La Consejería de Medio Ambiente ha aprobado un total de 13 actuaciones de carácter urgente en materia de recursos hídricos en 12 municipios de la provincia de Málaga, que contarán con una inversión de 8,7 millones de euros y que tienen como objetivo garantizar el abastecimiento y la calidad del agua, así como trabajos dirigidos a la reparación de los daños registrados en instalaciones de saneamiento y depuración de aguas.

"Las pocas precipitaciones registradas en los últimos meses habían producido un descenso de los recursos y de la calidad del agua", explicó hoy en rueda de prensa la delegada provincial de Medio Ambiente, que especificó que para el total de la Comunidad, se llevarán a cabo 94 obras, con una inversión de 68,5 millones de euros.

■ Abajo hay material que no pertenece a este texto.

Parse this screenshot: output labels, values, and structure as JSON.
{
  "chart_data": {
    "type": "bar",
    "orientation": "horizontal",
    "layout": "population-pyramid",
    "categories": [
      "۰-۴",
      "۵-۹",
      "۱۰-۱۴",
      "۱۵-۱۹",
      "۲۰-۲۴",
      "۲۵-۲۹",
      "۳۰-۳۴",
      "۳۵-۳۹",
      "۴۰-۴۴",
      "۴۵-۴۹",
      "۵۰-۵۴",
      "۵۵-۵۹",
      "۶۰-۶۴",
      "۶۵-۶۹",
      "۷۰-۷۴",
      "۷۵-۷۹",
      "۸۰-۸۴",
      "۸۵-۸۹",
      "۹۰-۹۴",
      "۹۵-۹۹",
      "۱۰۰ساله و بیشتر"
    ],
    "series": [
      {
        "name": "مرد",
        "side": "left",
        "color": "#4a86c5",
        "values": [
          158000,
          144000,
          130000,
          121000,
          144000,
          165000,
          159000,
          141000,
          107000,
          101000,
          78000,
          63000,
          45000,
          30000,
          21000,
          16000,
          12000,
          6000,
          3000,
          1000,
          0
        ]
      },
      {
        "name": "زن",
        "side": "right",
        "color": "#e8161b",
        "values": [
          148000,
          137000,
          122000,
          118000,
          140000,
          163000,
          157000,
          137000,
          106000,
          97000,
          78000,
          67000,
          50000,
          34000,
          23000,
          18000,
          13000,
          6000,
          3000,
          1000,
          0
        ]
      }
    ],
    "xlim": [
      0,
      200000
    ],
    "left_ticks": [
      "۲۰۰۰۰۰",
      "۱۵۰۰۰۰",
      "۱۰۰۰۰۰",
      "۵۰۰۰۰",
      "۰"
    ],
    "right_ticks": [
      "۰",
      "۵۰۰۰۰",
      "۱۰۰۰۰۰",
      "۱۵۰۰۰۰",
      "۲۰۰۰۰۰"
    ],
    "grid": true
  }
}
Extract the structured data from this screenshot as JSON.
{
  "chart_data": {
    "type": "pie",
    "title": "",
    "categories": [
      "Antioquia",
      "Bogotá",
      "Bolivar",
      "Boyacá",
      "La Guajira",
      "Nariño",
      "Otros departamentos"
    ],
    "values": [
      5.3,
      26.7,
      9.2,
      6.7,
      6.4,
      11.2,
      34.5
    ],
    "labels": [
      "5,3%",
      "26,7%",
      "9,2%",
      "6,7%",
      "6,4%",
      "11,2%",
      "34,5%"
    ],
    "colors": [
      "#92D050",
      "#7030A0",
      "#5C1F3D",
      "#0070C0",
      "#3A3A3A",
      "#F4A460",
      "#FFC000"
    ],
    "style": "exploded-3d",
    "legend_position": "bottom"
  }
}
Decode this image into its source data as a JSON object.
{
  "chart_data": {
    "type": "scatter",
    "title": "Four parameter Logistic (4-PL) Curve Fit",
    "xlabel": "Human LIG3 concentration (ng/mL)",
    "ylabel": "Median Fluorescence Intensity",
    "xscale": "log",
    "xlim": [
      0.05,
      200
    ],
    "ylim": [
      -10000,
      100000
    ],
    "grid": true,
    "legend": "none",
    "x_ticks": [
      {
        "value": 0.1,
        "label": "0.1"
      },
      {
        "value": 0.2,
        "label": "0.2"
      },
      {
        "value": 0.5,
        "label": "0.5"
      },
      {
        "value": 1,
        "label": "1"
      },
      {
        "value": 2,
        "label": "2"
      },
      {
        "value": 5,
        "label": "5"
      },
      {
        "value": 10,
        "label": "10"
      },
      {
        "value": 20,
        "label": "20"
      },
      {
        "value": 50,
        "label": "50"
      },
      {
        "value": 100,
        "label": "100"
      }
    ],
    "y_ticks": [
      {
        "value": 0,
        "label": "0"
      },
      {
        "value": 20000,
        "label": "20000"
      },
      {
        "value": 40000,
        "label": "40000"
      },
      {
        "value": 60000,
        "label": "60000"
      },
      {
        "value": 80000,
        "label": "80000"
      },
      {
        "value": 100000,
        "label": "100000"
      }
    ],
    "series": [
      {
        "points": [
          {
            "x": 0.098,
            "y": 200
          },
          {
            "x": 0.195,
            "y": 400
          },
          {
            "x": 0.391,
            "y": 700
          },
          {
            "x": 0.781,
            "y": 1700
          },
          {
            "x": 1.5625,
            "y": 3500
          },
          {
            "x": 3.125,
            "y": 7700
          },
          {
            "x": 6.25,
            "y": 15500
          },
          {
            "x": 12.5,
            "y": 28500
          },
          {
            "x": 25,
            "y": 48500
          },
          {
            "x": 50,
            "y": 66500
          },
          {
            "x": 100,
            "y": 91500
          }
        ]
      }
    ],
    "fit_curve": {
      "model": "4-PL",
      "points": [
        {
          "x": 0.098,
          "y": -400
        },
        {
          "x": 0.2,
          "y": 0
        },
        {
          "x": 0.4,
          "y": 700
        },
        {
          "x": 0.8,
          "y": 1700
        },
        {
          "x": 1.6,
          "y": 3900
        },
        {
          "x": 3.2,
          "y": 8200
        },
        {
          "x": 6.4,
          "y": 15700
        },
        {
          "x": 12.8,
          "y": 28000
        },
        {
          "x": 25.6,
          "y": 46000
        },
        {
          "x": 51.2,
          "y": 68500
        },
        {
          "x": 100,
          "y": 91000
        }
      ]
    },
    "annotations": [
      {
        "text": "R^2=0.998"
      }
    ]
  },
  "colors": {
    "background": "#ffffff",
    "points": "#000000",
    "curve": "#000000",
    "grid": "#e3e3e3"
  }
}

Entre las obras más importantes, se encuentran los arreglos de las depuradoras de Ardales y El Burgo, destinadas a la mejora de la calidad de las aguas depuradas, y que cuentan con un presupuesto de 2,2 millones de euros y una duración estimada de ejecución de dos meses. Además, también se invertirán 3,8 millones en siete municipios para mejorar el abastecimiento del agua y desarrollar nuevas técnicas de captación de recursos.

Por su parte, se va a invertir un total de 1,6 millones de euros en obras de emergencia para la mejora de la calidad del agua de abastecimiento de Colmenar, Cortes de la Frontera y Jimera de Líbar. En el caso de Alfarnatejo y Almargen, los sondeos sufrieron, por la sequía, un incremento exponencial de la concentración de hierro, por lo que se hace necesario llevar a cabo un tratamiento para reducir esos parámetros.

En Campillos se va a instalar una planta de tratamiento de aguas de descalcificación en el depósito de cabecera, así como equipos de cloración automática en los depósitos de almacenamiento y distribución.

En el caso de Campillos, se van a destinar 1,5 millones al arreglo integral de la red de abastecimiento, ya que se había notado una pérdida de un 40 por ciento en la arteria principal del sistema de suministro.

SEQUÍA

El director de la Cuenca Mediterránea Andaluza (CMA), Antonio Rodríguez Leal, aseguró que octubre "ha sido muy bueno" en relación a las precipitaciones, y explicó que en distintos puntos de la provincia ha llovido entre un 30 y un 80 por ciento más de lo normal en esta época del año.

Respecto a la situación en la capital y en el Valle del Guadalhorce, afirmó que para que se supere la situación de sequía y se pueda levantar el decreto en marzo, la media anual de precipitaciones debería aumentar en torno a un 40 por ciento, es decir, que lloviesen unos 800 litros por metro cuadrado.

La situación del pantano de La Viñuela sigue siendo negativa pese a las precipitaciones caídas, según explicó el director de la CMA, por lo que se siguen con los trámites para que "en breve" se apruebe el decreto de sequía en la zona.

En relación a un posible desembalse de agua del pantano de La Concepción, Rodríguez Leal aclaró que se están llevando a cabo una serie de actuaciones que finalizarán en primavera, de modo que, a través de dos estaciones de bombeo, se podrían suministrar entre 250 y 300 litros por segundo, evitando la perdida de agua.

Rodríguez Leal también quiso recordar que se están llevando a cabo actuaciones como la desaladora de Marbella o la de Mijas, todas ellas con la estrategia de obtener agua de zonas donde hay excedentes y dirigirla a aquellas otras en las que hay carencias, es decir, "de la parte occidental a la oriental de la provincia, además de aprovechar el agua del mar mediante la desalación".

----------